NCP pod going into CrashLoopBackOff state

book

Article ID: 432998

calendar_today

Updated On:

Products

VMware NSX

Issue/Introduction

  • NCP pod is frequently going into CrashLoopBackOff state.
  • NCP logs show a connection issues to NSX Manager and vCenter.

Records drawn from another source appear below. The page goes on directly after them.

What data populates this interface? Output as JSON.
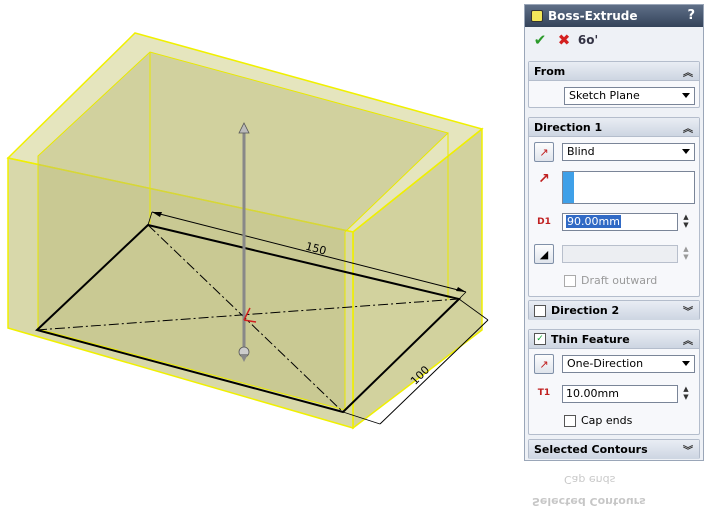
{
  "viewport": {
    "dimension_length": "150",
    "dimension_width": "100",
    "colors": {
      "body_fill": "#c9c98a",
      "body_edge": "#f0f000",
      "sketch": "#000000"
    }
  },
  "feature_manager": {
    "title": "Boss-Extrude",
    "help": "?",
    "actions": {
      "ok": "✔",
      "cancel": "✖",
      "preview": "6o'"
    },
    "from": {
      "label": "From",
      "value": "Sketch Plane"
    },
    "direction1": {
      "label": "Direction 1",
      "end_condition": "Blind",
      "depth": "90.00mm",
      "depth_icon": "D1",
      "draft_label": "Draft outward"
    },
    "direction2": {
      "label": "Direction 2"
    },
    "thin_feature": {
      "label": "Thin Feature",
      "type": "One-Direction",
      "thickness": "10.00mm",
      "thickness_icon": "T1",
      "cap_ends_label": "Cap ends"
    },
    "selected_contours": {
      "label": "Selected Contours"
    }
  }
}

    kubectl logs <ncp-pod-name> -n nsx-system
    Timestamp] stderr F [ncp GreenThread-59 I] vmware_nsxlib.v3.cluster Endpoint 'https://<NSX_Manager>:443' changing from state 'UP' to 'DOWN'
    [Timesamp] stdout F 2026-02-26 10:28:15.682 ESC[31mERRORESC[0m      ESC[33mjwt/vcclient.go:219ESC[0m        Failed to create VIM client     {"vimSdkURL": "https://<vCenter>:443/sdk", "error": "Post \"https://<vCenter>:443/sdk\": dial tcp <vvCenter>:443: i/o timeout"}

  • A ping from the Supervisor VM where NCP pod is running to NSX Manager or vCenter intermittently fails.
  • Packet captures shows that traffic reaches the NSX Manager and vCenter and reply is sent back through T0.
  • T0 shows multiple routes to the Supervisor subnet.

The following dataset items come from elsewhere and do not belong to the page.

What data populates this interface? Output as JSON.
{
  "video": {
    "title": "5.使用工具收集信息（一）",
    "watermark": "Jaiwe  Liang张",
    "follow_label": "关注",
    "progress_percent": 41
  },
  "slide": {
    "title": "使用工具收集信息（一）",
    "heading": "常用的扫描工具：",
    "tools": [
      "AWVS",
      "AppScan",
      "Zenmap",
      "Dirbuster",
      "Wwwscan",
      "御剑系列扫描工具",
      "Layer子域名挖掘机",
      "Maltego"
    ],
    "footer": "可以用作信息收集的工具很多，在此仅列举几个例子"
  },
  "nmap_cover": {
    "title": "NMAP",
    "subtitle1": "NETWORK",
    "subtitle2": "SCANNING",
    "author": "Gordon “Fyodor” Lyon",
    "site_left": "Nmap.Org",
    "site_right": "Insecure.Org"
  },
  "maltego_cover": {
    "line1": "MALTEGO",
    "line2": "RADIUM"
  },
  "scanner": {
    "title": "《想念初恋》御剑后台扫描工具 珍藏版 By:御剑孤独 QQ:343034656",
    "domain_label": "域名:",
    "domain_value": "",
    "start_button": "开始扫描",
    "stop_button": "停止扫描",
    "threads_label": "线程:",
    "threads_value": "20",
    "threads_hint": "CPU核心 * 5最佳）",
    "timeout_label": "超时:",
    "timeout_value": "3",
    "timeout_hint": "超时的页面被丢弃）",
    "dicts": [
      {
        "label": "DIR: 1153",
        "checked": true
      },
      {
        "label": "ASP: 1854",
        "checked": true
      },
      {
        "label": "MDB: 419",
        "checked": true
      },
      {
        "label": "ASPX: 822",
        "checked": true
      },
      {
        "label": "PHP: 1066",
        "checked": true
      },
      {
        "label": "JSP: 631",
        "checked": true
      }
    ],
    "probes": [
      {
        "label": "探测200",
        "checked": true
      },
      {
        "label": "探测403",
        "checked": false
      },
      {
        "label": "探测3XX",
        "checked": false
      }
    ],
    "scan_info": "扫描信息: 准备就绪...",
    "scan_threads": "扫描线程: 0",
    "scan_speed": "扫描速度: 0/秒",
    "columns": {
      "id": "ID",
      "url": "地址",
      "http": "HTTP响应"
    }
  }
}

    edge(tier0_sr[X])> get route

    Total number of routes: X
    > * 172.16.0.0/24 [3/0]  via 100.64.0.1, linked-x 
    > * 172.16.0.0/24  [3/0] via 100.64.0.2, linked-x, 

  • Multiple VPCs exist within environment with overlapping subnets for the Supervisor VM.
  • Both VPCs are connected to the same T0.

Environment

VMware NSX 9

Cause

The IPAM workflow correctly allocates non-overlapping subnets within each block independently. If both blocks cover the same address range, the IPAM allocations from the two blocks will produced overlapping subnets across VPCs. When public subnets are created, the connected route is advertised from each TGW's VRF to the T0 via inter-VRF static routes.The T0 sees two equal-cost paths for the same prefix. This enables ECMP. As the supervisor is only connected to a single VPC, traffic is dropped when sent to second route.

Resolution

Remove the overlapping segment/subnet from the VPC where the Supervisor is not connected.